I'm a big fan of the New York Times Magazine annual Year in Ideas issue. It uncovers both magical oddities and major shifts in consumer wants and needs (aka: trends). Here are my five favorites from their A>Z index of how our world is changing.
- Good Enough Is the New Great. An idea I've been looking for words for - basically, "Companies that had focused mainly on improving the technical quality of their products have started to notice that, for many consumers, 'ease of use, continuous availability and low price" are more important'." Think Flickr, YouTube, iPods (vs. photo books, high def and stereos.) Today, it's often more about what's easy than what's the very best. That's a game changer.
- An Advertisement that Watches You. Maybe an oddity for now or maybe where our world is going. Using a camera and face-tracking software, a poster in a Berlin bus shelter changed its content this year based on whether or not people were paying attention to it. Look away and the graphics change in your peripheral. The technology is improving all the time. Now it can even identify the sex of a passerby and dynamically change the graphics to match.
- Random Promotions. You've heard, of course, of The Peter Principle - people are promoted to their level of incompetence. If you're good at doing, you get promoted to managing; good at managing, you get promoted to leading. Despite the fact that those three functions require entirely different skills. And, then you're stuck in that role until you use up all the equity that got you there. A new study found that promoting people entirely random improves the overall efficiency of a firm. So much for merit.
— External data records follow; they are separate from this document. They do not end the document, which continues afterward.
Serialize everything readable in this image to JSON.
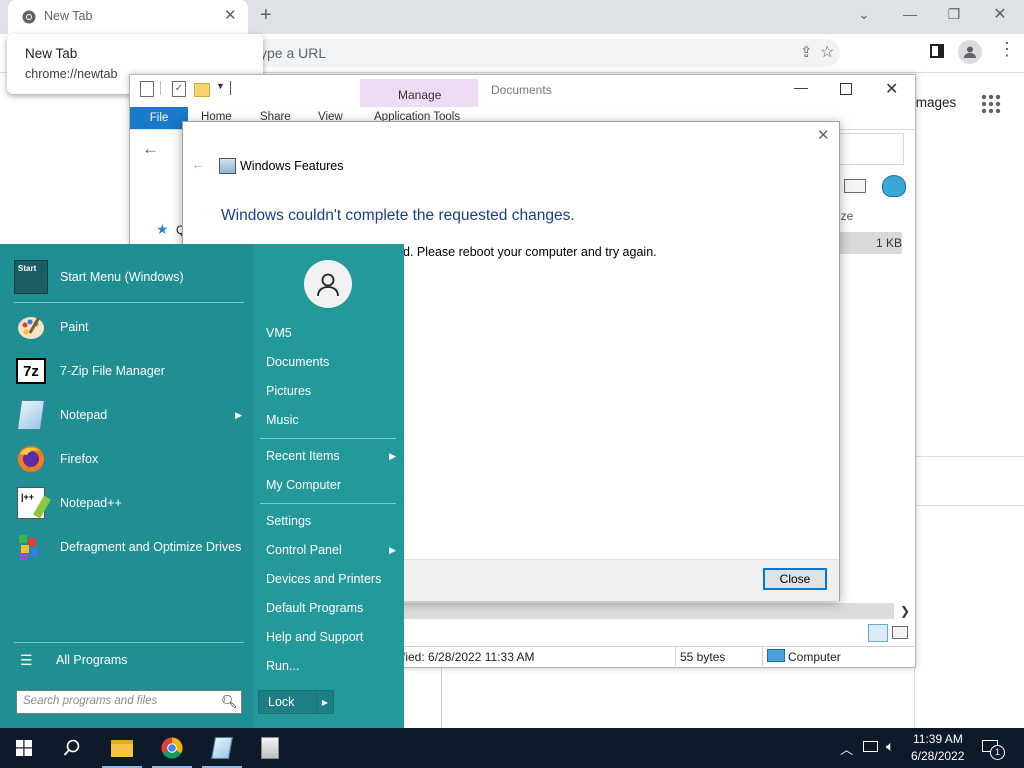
{
  "chrome": {
    "tab_title": "New Tab",
    "tooltip_title": "New Tab",
    "tooltip_url": "chrome://newtab",
    "omnibox_placeholder": "ype a URL",
    "images_link": "Images"
  },
  "explorer": {
    "title": "Documents",
    "manage_label": "Manage",
    "ribbon_tabs": [
      "File",
      "Home",
      "Share",
      "View",
      "Application Tools"
    ],
    "nav_partial": "Q",
    "column_header_partial": "ize",
    "file_size": "1 KB",
    "status": {
      "modified": "fied: 6/28/2022 11:33 AM",
      "size": "55 bytes",
      "location": "Computer"
    }
  },
  "dialog": {
    "title": "Windows Features",
    "heading": "Windows couldn't complete the requested changes.",
    "message": "d. Please reboot your computer and try again.",
    "close_label": "Close"
  },
  "start_menu": {
    "pinned": [
      {
        "label": "Start Menu (Windows)",
        "icon": "start-menu-icon"
      },
      {
        "label": "Paint",
        "icon": "paint-icon"
      },
      {
        "label": "7-Zip File Manager",
        "icon": "7zip-icon"
      },
      {
        "label": "Notepad",
        "icon": "notepad-icon",
        "submenu": true
      },
      {
        "label": "Firefox",
        "icon": "firefox-icon"
      },
      {
        "label": "Notepad++",
        "icon": "notepadpp-icon"
      },
      {
        "label": "Defragment and Optimize Drives",
        "icon": "defrag-icon"
      }
    ],
    "all_programs": "All Programs",
    "search_placeholder": "Search programs and files",
    "user_name": "VM5",
    "right_items": [
      "Documents",
      "Pictures",
      "Music",
      "Recent Items",
      "My Computer",
      "Settings",
      "Control Panel",
      "Devices and Printers",
      "Default Programs",
      "Help and Support",
      "Run..."
    ],
    "lock_label": "Lock"
  },
  "taskbar": {
    "time": "11:39 AM",
    "date": "6/28/2022",
    "notification_count": "1"
  }
}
- Printable Batteries. You probably remember Entertainment Weekly running the first video ad in a print publication this year. The technology to print those video ads is surprising accessible. The challenge has been how to power them. The solution is to print batteries too. This year, a research team at the Fraunhofer Research Institution for Electronic Nano Systems revealed a 0.6-millimeter-thick battery.
- Subscription Artists. I love it when social gets all practical. You've probably heard of productive crowdsourced business models, like Edison Nation, iStock and Innocentive and do-good ones like Kiva and Microplace. A relatively new player in the field offers the best of both - it's Kickstarter. It offers artists a chance to put together business plans and engage subscribers or funders to pay for it. For perhaps the first time, an artist can quickly answer a nagging question: Does anyone actually want my art badly enough to pay for it?